Waymo updates 3,800 robotaxis after they 'drive into standing water'

Standing Water as a Hard Perception Problem

  • Many note that distinguishing wet pavement, shallow puddles, and deep or moving water is genuinely hard, even for humans.
  • Others dispute that humans “frequently” drive into floodwaters, saying it’s rare relative to total miles driven and more tied to specific regions and conditions.
  • Examples from Texas, England, rural US, and fords/low-water crossings underline how common dangerous water situations can be in some areas.

Mapping, HD Maps, and a Dynamic World

  • Waymo is described as heavily reliant on HD lidar-based maps of service areas.
  • Some argue this mapping could help infer water depth by comparing current readings to stored road geometry.
  • Others stress maps go stale quickly due to construction, lane shifts, floods, sinkholes, earthquakes, etc., and real-time aggregation and distribution of changes is unsolved at scale.

Sensors and Technical Approaches

  • Suggestions: dedicated water / wading sensors, ultrasound, float switches, moisture sensors, radar, world-model-based inference, or inferring from vehicle deceleration and crowdsourced phone sensor data.
  • Concerns: many sensors only detect depth after entering water; condensation, salt, bumps, and interference complicate designs.
  • Lidar often treats standing water like a mirror; multi-return lidar may sometimes see both surface and road.
  • Debate over lidar+camera vs camera-only: more sensors can help but also dilute engineering focus; fusion and sensitivity/specificity trade-offs are nontrivial.

Safety, Edge Cases, and AV vs Human Drivers

  • Some see this as an expected edge case; software can be patched fleetwide, leading to long-term safety improvements humans don’t get.
  • Others highlight regressions and novel edge cases will always exist, and “stopped car” failure modes can still be dangerous (e.g., in floods, on highways, on tracks).
  • Comparisons to Tesla: anecdotes show FSD sometimes avoids water and sometimes aims for it, implying remaining model/data limitations.
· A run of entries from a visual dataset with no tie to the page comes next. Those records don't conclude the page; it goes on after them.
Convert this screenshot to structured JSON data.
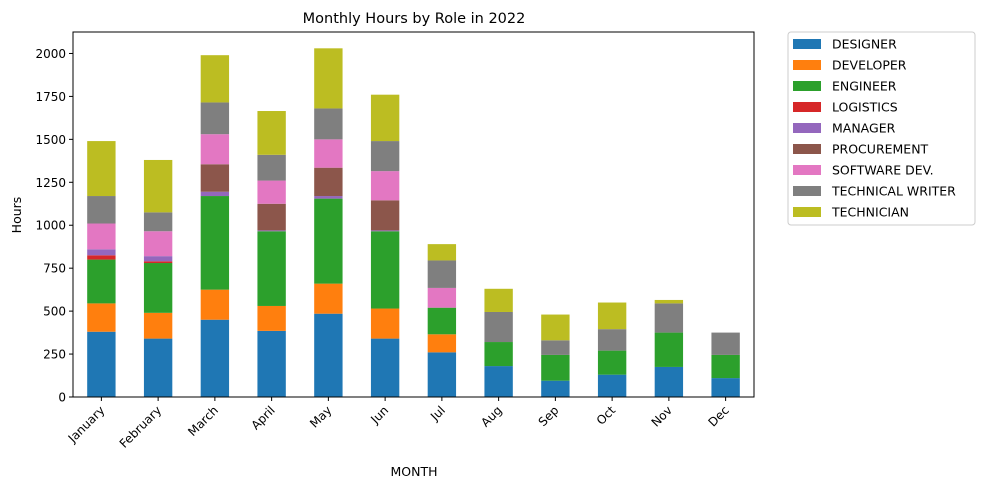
{
  "chart_data": {
    "type": "bar",
    "stacked": true,
    "title": "Monthly Hours by Role in 2022",
    "xlabel": "MONTH",
    "ylabel": "Hours",
    "ylim": [
      0,
      2125
    ],
    "yticks": [
      0,
      250,
      500,
      750,
      1000,
      1250,
      1500,
      1750,
      2000
    ],
    "categories": [
      "January",
      "February",
      "March",
      "April",
      "May",
      "Jun",
      "Jul",
      "Aug",
      "Sep",
      "Oct",
      "Nov",
      "Dec"
    ],
    "legend_position": "outside-right",
    "series": [
      {
        "name": "DESIGNER",
        "color": "#1f77b4",
        "values": [
          380,
          340,
          450,
          385,
          485,
          340,
          260,
          180,
          95,
          130,
          175,
          110
        ]
      },
      {
        "name": "DEVELOPER",
        "color": "#ff7f0e",
        "values": [
          165,
          150,
          175,
          145,
          175,
          175,
          105,
          0,
          0,
          0,
          0,
          0
        ]
      },
      {
        "name": "ENGINEER",
        "color": "#2ca02c",
        "values": [
          255,
          290,
          545,
          435,
          495,
          450,
          155,
          140,
          150,
          140,
          200,
          135
        ]
      },
      {
        "name": "LOGISTICS",
        "color": "#d62728",
        "values": [
          25,
          10,
          0,
          0,
          0,
          0,
          0,
          0,
          0,
          0,
          0,
          0
        ]
      },
      {
        "name": "MANAGER",
        "color": "#9467bd",
        "values": [
          35,
          30,
          25,
          5,
          15,
          5,
          0,
          0,
          0,
          0,
          0,
          0
        ]
      },
      {
        "name": "PROCUREMENT",
        "color": "#8c564b",
        "values": [
          0,
          0,
          160,
          155,
          165,
          175,
          0,
          0,
          0,
          0,
          0,
          0
        ]
      },
      {
        "name": "SOFTWARE DEV.",
        "color": "#e377c2",
        "values": [
          150,
          145,
          175,
          135,
          165,
          170,
          115,
          0,
          0,
          0,
          0,
          0
        ]
      },
      {
        "name": "TECHNICAL WRITER",
        "color": "#7f7f7f",
        "values": [
          160,
          110,
          185,
          150,
          180,
          175,
          160,
          175,
          85,
          125,
          170,
          130
        ]
      },
      {
        "name": "TECHNICIAN",
        "color": "#bcbd22",
        "values": [
          320,
          305,
          275,
          255,
          350,
          270,
          95,
          135,
          150,
          155,
          20,
          0
        ]
      }
    ]
  }
}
“Recall” Terminology and Regulation

  • Multiple comments note that “recall” here means a safety defect plus a fix, often just an over-the-air update.
  • Several argue the term misleads the public, conflating catastrophic hardware defects with software patches, but others emphasize it is a regulated, legally defined term that signals a safety issue regardless of fix method.